There are millions of people out there, born long after Ziggy Stardust would ever make his debut, who connect with more than just the novelty of a character. Bowie was the type of artist who spoke, above all else, to a sense of discovery—to doing what you love. There is room to explore, to redefine yourself and your work, and to be successful not in spite of it, but because of it. Don’t get me wrong, Bowie’s legacy will always remain, in many ways, a part of the past; but there’s something about taking your passion into the stars that is infinitely more youthful, romantic, and inspiring than any single one of us could hope. I have to admire that.
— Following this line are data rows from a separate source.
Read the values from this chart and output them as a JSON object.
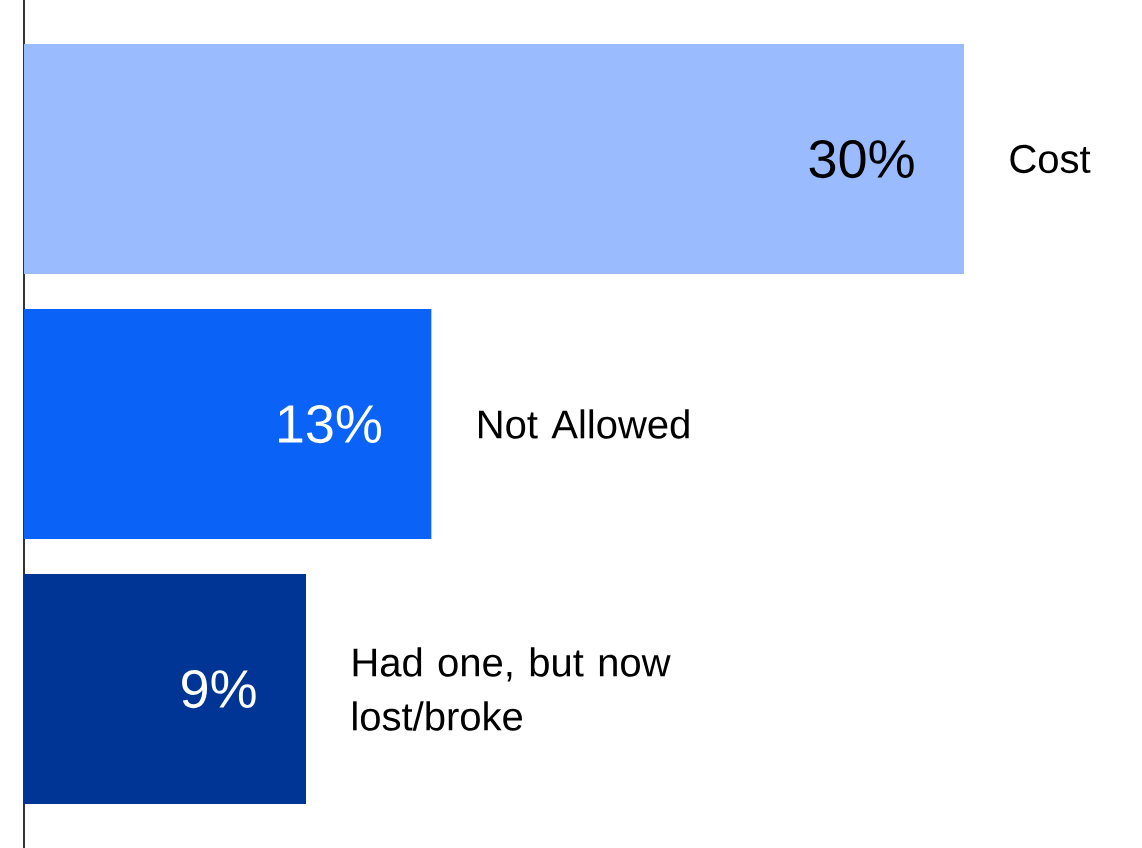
{
  "chart_data": {
    "type": "bar",
    "orientation": "horizontal",
    "categories": [
      "Cost",
      "Not Allowed",
      "Had one, but now lost/broke"
    ],
    "values": [
      30,
      13,
      9
    ],
    "value_labels": [
      "30%",
      "13%",
      "9%"
    ],
    "colors": [
      "#9abcfe",
      "#0a63f6",
      "#003595"
    ]
  }
}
And yet as poetic as it may be, the semi-generational nature of an icon can make the effect of their passing a great deal harder to understand. Was David Bowie influential? Certainly. There are two Grammys, nine platinum albums and a place in the Rock and Roll Hall of Fame willing to back me up. And yet to this day, there will also be those who see David Bowie as little more than the name on a news report: some too young, some not young enough, and a whole bunch who just never quite made a connection with his character. It’s a divide that can sure make writing advice for you guys tough.
Which is why, at the end of the day, I’m not here to tell you how to react to David Bowie’s death. There is simply too much that I don’t know about your relationship with him and, admittedly, a great deal more that I don’t know about death. It would just be altogether presumptuous. Losing someone, as hard as it is to hear, is a unique experience for everyone.
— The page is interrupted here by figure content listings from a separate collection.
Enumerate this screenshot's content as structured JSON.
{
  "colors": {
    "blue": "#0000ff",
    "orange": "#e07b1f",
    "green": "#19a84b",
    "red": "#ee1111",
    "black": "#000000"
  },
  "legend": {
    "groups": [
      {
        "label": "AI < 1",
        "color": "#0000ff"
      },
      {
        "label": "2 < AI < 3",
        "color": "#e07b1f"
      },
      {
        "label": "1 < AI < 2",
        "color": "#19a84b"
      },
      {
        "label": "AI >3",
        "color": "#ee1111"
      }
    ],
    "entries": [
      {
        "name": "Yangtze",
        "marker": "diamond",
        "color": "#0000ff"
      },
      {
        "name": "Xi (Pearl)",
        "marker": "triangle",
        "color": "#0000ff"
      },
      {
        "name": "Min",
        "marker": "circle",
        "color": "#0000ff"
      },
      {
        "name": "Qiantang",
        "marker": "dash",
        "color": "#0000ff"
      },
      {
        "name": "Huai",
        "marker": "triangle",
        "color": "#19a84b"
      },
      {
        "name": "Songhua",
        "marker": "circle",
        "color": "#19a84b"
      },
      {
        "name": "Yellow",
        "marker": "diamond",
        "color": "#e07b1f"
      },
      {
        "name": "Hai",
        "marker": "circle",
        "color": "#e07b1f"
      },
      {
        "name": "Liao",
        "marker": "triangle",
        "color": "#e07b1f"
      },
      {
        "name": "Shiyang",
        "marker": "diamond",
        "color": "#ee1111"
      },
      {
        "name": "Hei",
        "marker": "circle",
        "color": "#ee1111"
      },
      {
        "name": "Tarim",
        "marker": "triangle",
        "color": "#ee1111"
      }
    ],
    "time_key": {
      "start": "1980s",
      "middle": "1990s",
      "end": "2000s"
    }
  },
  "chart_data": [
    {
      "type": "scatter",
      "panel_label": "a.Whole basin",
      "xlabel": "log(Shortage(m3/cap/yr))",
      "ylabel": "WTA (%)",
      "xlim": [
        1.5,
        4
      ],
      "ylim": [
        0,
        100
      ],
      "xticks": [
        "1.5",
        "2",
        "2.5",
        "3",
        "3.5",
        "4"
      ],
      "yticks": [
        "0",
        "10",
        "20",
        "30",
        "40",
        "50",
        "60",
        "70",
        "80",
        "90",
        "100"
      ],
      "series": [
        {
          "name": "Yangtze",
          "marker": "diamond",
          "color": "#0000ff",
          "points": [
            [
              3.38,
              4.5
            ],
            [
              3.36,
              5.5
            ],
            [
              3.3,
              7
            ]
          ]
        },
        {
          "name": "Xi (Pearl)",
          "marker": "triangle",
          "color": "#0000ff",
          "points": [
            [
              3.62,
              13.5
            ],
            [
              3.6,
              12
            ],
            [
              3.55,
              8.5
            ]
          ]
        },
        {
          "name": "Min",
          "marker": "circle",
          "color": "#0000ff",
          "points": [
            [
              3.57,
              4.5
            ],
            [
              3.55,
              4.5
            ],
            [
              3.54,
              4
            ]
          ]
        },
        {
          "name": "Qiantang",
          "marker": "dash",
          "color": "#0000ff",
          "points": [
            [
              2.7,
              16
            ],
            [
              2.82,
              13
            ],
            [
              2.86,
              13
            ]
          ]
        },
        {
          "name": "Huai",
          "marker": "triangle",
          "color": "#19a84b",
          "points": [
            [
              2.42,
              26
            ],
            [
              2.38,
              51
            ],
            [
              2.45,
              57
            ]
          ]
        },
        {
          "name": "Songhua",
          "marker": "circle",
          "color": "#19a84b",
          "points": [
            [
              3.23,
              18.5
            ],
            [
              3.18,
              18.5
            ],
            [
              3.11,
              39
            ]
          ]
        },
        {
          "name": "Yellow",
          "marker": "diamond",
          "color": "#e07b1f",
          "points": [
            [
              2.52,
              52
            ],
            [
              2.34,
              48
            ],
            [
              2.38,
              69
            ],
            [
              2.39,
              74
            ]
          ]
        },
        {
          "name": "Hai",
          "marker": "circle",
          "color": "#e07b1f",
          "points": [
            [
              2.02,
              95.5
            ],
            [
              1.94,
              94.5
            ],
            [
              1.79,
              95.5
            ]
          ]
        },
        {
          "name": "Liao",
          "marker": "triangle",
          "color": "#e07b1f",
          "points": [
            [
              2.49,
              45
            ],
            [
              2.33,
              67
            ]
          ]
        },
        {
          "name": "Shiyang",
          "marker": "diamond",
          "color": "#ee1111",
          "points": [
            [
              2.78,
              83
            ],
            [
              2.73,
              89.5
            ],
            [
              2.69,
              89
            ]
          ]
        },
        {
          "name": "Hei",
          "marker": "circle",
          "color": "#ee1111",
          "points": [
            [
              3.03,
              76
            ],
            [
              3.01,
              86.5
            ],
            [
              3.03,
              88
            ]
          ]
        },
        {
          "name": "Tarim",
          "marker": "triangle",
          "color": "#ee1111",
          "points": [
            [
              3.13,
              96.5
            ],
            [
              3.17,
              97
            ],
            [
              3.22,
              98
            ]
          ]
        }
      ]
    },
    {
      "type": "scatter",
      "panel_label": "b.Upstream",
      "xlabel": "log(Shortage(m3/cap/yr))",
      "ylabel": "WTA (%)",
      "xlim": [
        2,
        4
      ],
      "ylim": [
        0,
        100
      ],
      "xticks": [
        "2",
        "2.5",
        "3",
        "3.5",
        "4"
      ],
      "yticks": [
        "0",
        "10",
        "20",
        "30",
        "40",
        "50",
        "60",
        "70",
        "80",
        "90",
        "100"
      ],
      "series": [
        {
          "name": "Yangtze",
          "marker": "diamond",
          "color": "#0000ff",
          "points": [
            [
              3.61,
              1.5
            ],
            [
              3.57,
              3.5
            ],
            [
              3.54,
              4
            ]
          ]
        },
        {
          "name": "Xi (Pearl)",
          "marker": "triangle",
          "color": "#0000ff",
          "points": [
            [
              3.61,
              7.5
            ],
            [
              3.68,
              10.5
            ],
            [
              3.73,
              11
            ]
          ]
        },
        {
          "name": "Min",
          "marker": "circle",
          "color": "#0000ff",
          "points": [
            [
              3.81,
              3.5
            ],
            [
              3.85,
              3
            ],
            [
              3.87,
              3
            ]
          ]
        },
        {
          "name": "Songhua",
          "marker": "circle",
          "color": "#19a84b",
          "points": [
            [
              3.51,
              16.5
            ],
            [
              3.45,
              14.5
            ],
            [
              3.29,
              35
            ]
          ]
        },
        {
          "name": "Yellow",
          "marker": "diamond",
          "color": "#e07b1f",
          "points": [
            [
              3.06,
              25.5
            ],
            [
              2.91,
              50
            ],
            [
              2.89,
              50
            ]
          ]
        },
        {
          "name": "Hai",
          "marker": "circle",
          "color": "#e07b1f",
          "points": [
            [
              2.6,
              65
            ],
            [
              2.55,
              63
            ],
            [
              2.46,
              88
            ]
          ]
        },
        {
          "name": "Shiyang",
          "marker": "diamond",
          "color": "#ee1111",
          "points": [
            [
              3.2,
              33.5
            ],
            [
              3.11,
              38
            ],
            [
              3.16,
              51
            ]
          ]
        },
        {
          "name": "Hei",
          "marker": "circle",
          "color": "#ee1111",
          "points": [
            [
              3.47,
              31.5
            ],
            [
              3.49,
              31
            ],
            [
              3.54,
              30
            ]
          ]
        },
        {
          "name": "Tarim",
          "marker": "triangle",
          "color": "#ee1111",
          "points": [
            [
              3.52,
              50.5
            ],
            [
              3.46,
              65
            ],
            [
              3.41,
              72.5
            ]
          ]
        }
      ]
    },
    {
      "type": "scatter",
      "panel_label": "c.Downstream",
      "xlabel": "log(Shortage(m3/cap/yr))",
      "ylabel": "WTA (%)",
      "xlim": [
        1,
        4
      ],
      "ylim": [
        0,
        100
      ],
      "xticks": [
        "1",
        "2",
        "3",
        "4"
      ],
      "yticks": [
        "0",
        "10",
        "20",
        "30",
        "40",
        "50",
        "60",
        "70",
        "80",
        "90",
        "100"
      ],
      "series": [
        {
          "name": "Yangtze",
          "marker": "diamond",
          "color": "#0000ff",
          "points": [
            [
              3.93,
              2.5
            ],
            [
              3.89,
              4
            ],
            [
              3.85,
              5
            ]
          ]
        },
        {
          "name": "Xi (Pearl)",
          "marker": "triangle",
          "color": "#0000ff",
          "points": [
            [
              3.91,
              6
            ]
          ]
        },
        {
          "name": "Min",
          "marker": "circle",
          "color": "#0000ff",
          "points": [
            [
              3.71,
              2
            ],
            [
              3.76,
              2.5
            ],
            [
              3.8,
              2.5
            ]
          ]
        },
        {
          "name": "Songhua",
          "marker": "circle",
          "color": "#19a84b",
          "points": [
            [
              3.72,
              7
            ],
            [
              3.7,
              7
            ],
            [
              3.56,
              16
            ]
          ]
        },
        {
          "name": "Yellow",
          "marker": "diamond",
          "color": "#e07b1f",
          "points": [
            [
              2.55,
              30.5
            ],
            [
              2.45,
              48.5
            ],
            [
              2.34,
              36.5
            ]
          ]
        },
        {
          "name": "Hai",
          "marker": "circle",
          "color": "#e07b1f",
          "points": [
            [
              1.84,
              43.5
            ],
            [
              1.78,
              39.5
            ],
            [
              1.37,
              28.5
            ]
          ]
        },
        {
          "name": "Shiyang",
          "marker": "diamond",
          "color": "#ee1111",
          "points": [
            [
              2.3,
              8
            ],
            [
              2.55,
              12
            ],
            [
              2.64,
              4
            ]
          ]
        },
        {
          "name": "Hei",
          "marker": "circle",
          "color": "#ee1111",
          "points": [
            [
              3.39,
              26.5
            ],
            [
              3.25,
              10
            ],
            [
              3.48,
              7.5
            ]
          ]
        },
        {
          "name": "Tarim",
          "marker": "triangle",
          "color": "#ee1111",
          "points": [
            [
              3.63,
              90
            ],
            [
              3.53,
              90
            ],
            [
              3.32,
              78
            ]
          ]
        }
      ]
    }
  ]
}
Will my generation ever find their Starman? You know, there’s a small part of me that hopes it never happens. We put far too much faith in online auditions and televised talent shows to tell us who that next Mick Jagger or Mariah Carey will be. Meanwhile, I hadn’t even realized there was something wrong with the old Mariah Carey. It’s as if we’re afraid to let talent sneak up on us, unclaimed, unlabeled and entirely unique from anything before it. What ever happened to thinking outside the box? I have a sneaking suspicion that Ziggy Stardust was never particularly worried with what Simon Cowell thought of his “x factor”, and hey, look where that got him.
So perhaps what I am trying to say is that a life as full as David Bowie’s isn’t meant to be found: it’ll hit us one day from the blue, and we’ll all wonder how we ever missed it.